Calor. Eso es lo que sentían en aquel lugar desalmado y sin pizca de decoración. Habían pasado de un mundo colorido a un gris y sobrio. El detective Papaya sudaba a mares, mientras el gamusino intentaba ubicarse en ese nuevo lugar. La zona de mantenimiento era un largo terreno lleno de edificios bajos, de tejados metálicos y paredes de ladrillo, dónde un sinfín de trabajadores, corrían para dejar el parque listo para los visitantes. Dos días, era el plazo que se había puesto el señor Cañadeazúcar para reabrir el parque, con las nuevas reformas y ahora, se le sumaba el problema de los animatrónicos que habían desaparecido. Las manchas de aceite en el suelo se extendían hasta una vieja puertezuela, dónde un hombre mayor tomaba el aire. Saludando con un leve gesto de cabeza, miró su mono de trabajo cubierto de aceite y preguntó:
– ¿Y esas manchas, señor? ¿De dónde viene usted tan manchado?
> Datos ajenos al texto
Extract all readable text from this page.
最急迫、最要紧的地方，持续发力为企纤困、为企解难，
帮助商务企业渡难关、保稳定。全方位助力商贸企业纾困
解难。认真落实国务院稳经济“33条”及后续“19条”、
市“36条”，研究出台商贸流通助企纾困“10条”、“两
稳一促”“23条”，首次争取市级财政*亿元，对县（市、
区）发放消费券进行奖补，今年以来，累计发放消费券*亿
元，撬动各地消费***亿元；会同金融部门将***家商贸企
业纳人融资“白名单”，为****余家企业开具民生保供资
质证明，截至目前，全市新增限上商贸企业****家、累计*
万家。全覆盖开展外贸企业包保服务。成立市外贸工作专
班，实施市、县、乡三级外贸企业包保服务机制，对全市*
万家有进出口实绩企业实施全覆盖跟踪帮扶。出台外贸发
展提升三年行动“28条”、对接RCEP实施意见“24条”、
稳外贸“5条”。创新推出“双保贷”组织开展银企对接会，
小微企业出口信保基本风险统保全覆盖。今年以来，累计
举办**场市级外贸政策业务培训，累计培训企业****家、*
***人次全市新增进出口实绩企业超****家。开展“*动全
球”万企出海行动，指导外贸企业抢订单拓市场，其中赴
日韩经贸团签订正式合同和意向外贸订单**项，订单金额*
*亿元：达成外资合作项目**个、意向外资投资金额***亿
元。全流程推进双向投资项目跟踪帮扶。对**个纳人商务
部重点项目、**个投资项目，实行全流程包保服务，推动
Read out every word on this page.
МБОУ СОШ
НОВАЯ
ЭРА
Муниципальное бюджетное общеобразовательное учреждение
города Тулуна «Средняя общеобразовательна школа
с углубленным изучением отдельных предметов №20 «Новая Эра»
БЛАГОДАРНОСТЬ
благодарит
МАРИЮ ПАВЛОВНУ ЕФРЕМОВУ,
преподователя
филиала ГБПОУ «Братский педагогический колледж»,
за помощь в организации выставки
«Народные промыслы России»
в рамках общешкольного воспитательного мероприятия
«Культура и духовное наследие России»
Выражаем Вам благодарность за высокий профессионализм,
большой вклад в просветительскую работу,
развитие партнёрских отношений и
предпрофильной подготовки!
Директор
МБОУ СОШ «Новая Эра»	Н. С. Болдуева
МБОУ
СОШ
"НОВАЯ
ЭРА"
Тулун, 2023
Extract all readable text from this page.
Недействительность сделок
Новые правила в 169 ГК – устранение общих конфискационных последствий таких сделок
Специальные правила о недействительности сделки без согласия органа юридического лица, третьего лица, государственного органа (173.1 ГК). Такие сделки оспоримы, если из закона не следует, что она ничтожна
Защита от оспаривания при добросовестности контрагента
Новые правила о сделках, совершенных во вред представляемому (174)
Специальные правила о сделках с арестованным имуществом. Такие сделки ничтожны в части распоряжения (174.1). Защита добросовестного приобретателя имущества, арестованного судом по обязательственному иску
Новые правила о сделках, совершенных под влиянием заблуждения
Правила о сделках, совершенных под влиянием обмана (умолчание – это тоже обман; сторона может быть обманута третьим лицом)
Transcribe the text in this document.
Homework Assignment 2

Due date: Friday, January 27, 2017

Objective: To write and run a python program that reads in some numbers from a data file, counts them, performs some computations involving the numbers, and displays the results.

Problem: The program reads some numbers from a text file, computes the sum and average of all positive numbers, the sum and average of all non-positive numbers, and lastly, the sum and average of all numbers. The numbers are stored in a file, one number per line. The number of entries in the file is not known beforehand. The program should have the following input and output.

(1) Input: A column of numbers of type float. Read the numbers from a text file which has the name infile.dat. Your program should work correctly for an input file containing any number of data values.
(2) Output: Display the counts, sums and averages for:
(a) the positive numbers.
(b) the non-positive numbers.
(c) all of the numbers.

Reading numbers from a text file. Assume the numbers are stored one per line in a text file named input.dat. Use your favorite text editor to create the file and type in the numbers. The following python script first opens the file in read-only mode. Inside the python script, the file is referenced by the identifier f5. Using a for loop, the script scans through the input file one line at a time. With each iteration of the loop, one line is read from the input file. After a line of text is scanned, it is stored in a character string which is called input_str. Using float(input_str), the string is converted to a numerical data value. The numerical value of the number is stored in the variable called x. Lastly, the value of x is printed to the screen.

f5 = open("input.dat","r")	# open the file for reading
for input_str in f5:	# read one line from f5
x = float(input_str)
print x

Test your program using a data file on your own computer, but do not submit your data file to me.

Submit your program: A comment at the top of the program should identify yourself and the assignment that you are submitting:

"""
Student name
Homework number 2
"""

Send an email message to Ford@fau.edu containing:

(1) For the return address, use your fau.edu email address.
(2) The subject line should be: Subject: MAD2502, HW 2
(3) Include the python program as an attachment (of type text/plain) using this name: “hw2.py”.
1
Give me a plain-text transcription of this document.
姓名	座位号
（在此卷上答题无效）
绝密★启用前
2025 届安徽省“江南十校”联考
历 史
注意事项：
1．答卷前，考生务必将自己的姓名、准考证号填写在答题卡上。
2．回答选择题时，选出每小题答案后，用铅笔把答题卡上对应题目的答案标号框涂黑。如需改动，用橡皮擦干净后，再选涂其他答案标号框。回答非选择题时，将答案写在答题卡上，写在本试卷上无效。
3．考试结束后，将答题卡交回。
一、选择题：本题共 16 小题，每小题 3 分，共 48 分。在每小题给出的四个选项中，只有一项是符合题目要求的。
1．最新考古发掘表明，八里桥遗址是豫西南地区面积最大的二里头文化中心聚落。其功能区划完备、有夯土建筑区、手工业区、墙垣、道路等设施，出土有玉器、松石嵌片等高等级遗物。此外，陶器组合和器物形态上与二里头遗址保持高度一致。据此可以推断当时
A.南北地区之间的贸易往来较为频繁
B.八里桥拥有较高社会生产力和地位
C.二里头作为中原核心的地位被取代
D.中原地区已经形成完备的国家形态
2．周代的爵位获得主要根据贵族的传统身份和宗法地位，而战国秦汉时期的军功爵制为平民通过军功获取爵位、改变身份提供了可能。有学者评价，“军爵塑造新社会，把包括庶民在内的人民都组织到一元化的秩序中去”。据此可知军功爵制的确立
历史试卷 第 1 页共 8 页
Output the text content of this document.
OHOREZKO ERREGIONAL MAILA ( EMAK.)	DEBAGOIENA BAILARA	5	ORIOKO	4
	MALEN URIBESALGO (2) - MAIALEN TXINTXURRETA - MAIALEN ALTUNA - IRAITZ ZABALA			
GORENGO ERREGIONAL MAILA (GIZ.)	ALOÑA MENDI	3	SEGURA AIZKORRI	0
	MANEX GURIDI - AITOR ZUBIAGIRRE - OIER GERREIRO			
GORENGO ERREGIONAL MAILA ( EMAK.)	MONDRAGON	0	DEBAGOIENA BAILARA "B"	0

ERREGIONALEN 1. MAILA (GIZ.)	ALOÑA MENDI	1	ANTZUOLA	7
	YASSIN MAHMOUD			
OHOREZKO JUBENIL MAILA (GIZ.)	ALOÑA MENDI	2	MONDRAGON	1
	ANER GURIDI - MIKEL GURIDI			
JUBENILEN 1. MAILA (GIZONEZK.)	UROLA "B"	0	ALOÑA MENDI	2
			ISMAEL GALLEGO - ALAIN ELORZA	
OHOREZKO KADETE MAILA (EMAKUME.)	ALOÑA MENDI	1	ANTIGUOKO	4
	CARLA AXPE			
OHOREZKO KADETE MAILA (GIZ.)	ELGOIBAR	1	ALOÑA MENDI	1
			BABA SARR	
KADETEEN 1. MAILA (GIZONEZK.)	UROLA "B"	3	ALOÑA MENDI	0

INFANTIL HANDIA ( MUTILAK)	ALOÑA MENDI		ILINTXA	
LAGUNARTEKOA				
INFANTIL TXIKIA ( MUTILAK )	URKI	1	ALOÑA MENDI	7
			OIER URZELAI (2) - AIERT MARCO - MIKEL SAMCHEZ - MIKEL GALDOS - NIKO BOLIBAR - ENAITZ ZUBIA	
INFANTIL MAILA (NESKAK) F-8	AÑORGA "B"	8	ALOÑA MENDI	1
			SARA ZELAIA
– Cosas del trabajo. Estamos habilitando los nuevos espacios para los animatrónicos y uno de ellos, se desmontó al completo. Si hubiese tenido mi caja de herramientas a mano, lo hubiésemos arreglado en un periquete. Pero me la dejé olvidada aquí y al final, decidimos acarrear con él hasta la carpa de circo, junto los demás. Era el Monstruo de Frankenstein. Ahora no aparece por ningún sitio, pero la que si que apareció en un lugar que no tocaba fue la caja de herramientas.
– ¿A qué se refiere?
– Yo la dejo siempre, a los pies de mi taquilla, pero esta mañana estaba aquí, en las escaleras, junto a esas manchas de aceite.
– ¿Qué podría echarle un ojo al interior de la caja?
– ¡Y tanto! Mire, mire. A ver si encuentra algo interesante y puedo hacerme rico. – Las carcajadas resonaron por toda la zona.

¡Cuántas herramientas había en esa caja! Y todas manchadas de aceite de motor. Incluso había un trozo de tela mordisqueado. ¡Un trozo de tela mordisqueado! No había duda que el Monstruo del Armario había pasado por aquí. Pero si que faltaba algo, algo importante, que seguramente usaban todos los días:
– Perdone, ¿y los clavos, tornillos, tuercas…? Es que no veo ninguno en la caja.
– ¿Cómo dice? Pero si tenemos una caja compartimentada llena hasta los topes. Déjeme ver. – Tras unos segundos, el hombre se secó el sudor de la frente. – Pues no, es cierto. Ha desaparecido. ¡Qué raro! Ayer estaba.
Eso no era propio del Monstruo del Armario y el detective continuo con la sospecha de un segundo culpable. Pero tenía que darse prisa, un Monstruo del Armario no era tampoco un visitante adecuado para el parque. Miró por los alrededores de la zona técnica y encontró nuevamente manchas de aceite que fueron haciéndose más pequeñas hasta llegar al último edificio de la zona, que tenía la puerta entreabierta. En su letrero, un aviso importante: ¡Peligro! Alta tensión. Era la zona dedicada a la electricidad del parque y por tanto, no quiso entrar. A su lado, había un pequeño cuarto con algunas cafeteras, una nevera y un microondas. En la puerta se leía: Zona de descanso del personal. En el interior vacío, escuchaba el lejano ruido de un latido. Parecía que alguien se escondía en aquel lugar, pero ¿dónde? A modo de enigma, un mensaje escrito sobre la mesa:

¡Ahí estaba lo qué buscaba! Cruzando la sala y abriendo las puertas de par en par, apareció una tierna mujer mayor, que saludando con la mano y dándole las gracias, afirmaba haberse perdido buscando el aseo para señoras. El detective Papaya, todo cortés, se quitó el sombrero y dejó pasar a la mujer, pese a la insistencia del gamusino, por advertirle que aquello no era normal, sobre todo los dos pies gigantones que tenía aquella señora. Cuando se quiso dar cuenta, el Monstruo del Armario, se la había vuelto a colar, disfrazado de señora y había echado a correr por el interior del parque.
– Se avecina una tarde movida. ¡Vamos a por él!